Several factors make the recent collapse in transatlantic cooperation surprising. The crisis came on the heels of the alliance's renaissance in the 1990s. Following deep initial differences over Bosnia at the start of the decade, the United States and Europe came together to stem the bloodshed in the Balkans in 1995 and again in 1999. Led by Washington, NATO expanded to include central and eastern Europe as part of a broader effort to secure a new post-Cold War peace. This initiative was also accompanied by the creation of a new NATO partnership with Russia. As a result, Europe today is more democratic, peaceful, and secure than ever. For the first time in a century, Washington need not worry about a major war on the continent -- a testimony to the success in locking in a post-Cold War peace over the last decade.
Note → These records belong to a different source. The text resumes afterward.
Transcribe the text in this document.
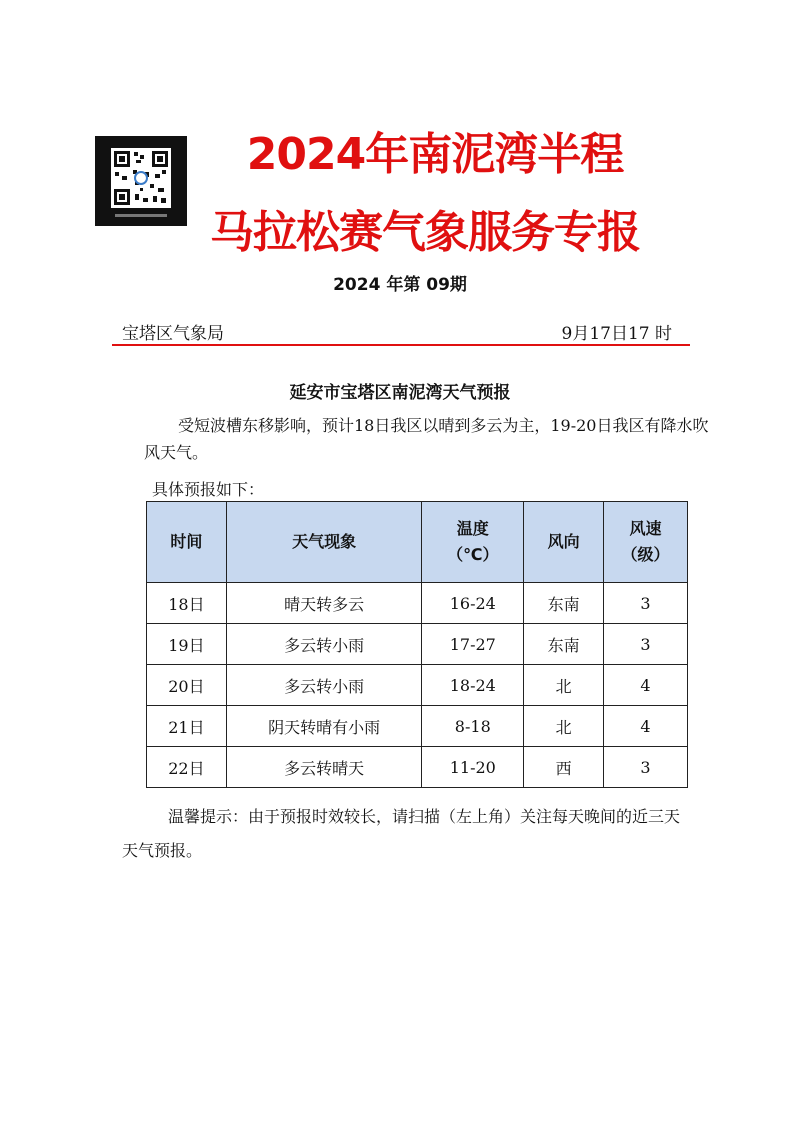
2024年南泥湾半程
马拉松赛气象服务专报
2024 年第 09期
宝塔区气象局	9月17日17 时
延安市宝塔区南泥湾天气预报
受短波槽东移影响，预计18日我区以晴到多云为主，19-20日我区有降水吹风天气。
具体预报如下：
时间	天气现象	温度（℃）	风向	风速（级）
18日	晴天转多云	16-24	东南	3
19日	多云转小雨	17-27	东南	3
20日	多云转小雨	18-24	北	4
21日	阴天转晴有小雨	8-18	北	4
22日	多云转晴天	11-20	西	3
温馨提示：由于预报时效较长，请扫描（左上角）关注每天晚间的近三天天气预报。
Moreover, although the Bush administration got off on the wrong foot with Europe during its first year in office over issues such as its spurning of the Kyoto Protocol on climate change and the International Criminal Court, the terrorist attacks of September 11, 2001, unleashed a powerful wave of support for the United States in Europe. Tragedy had handed Washington an opportunity to start afresh and reinvigorate this relationship. For the first time ever, NATO invoked the defense clause enshrined in Article V of its charter, and U.S. allies offered to join the fight in Afghanistan. But the opportunity was then squandered. Instead, the decision to make Iraq the next target in the war on terrorism -- and the manner in which the administration chose to topple Saddam Hussein -- led to a spectacular political train wreck across the Atlantic.

Somewhere between Kabul and Baghdad, then, the United States and Europe lost each other. It was not only Paris and Berlin that parted ways with Washington; so did Ankara, a long-standing and loyal ally. And despite President George W. Bush's close friendship with Russian President Vladimir Putin, Moscow too failed to come on board. True, thanks to British Prime Minister Tony Blair, a number of old and new allies across Europe did stand by Washington. But many of them did so less because they believed in the administration's approach than because of their enduring commitment to the alliance. In the court of European intellectual and public opinion, Bush lost his case. The administration's behavior helped unleash the largest wave of anti-Americanism in decades.

Toppling Saddam's regime was a legitimate and necessary goal. His removal will make Iraq, the region, and the world a better place, the current chaos a?icting parts of the reconstruction effort notwithstanding. But rarely in American diplomacy has the right goal been pursued so poorly (although, to be fair, Europe also spectacularly botched the crisis). The extraordinary success of the U.S. military campaign should not overshadow the fact that the political and diplomatic effort to build a broad international coalition was a debacle. Whereas U.S. military prowess may be at an all-time high, Washington's political and moral authority has hit a new low.

A decade ago, the transatlantic relationship was at a similar make-or-break point. Then, too, many commentators proclaimed the alliance's imminent demise. Writing in these pages ("Building a New NATO," September/October 1993), Richard L. Kugler, F. Stephen Larrabee, and I argued that the alliance had to resolve its crisis by recasting itself to meet the challenges of a new era -- stopping war in the Balkans, stabilizing central and eastern Europe, and reaching out to Russia -- as part of a broader strategy to secure peace in post-Cold War Europe. It had to go out of area or go out of business. Rejected by many at the time as too radical, these ideas subsequently helped create the intellectual foundation for the transatlantic success of the 1990s. Overcoming the current transatlantic rift will require an equally bold rethink. After September 11 and Iraq, the United States and Europe must again heed the wake-up call and coalesce around a new purpose and a new grand strategy, one fit to meet a different set of challenges beyond Europe. If they fail to do so, the greatest alliance in modern history will become increasingly irrelevant.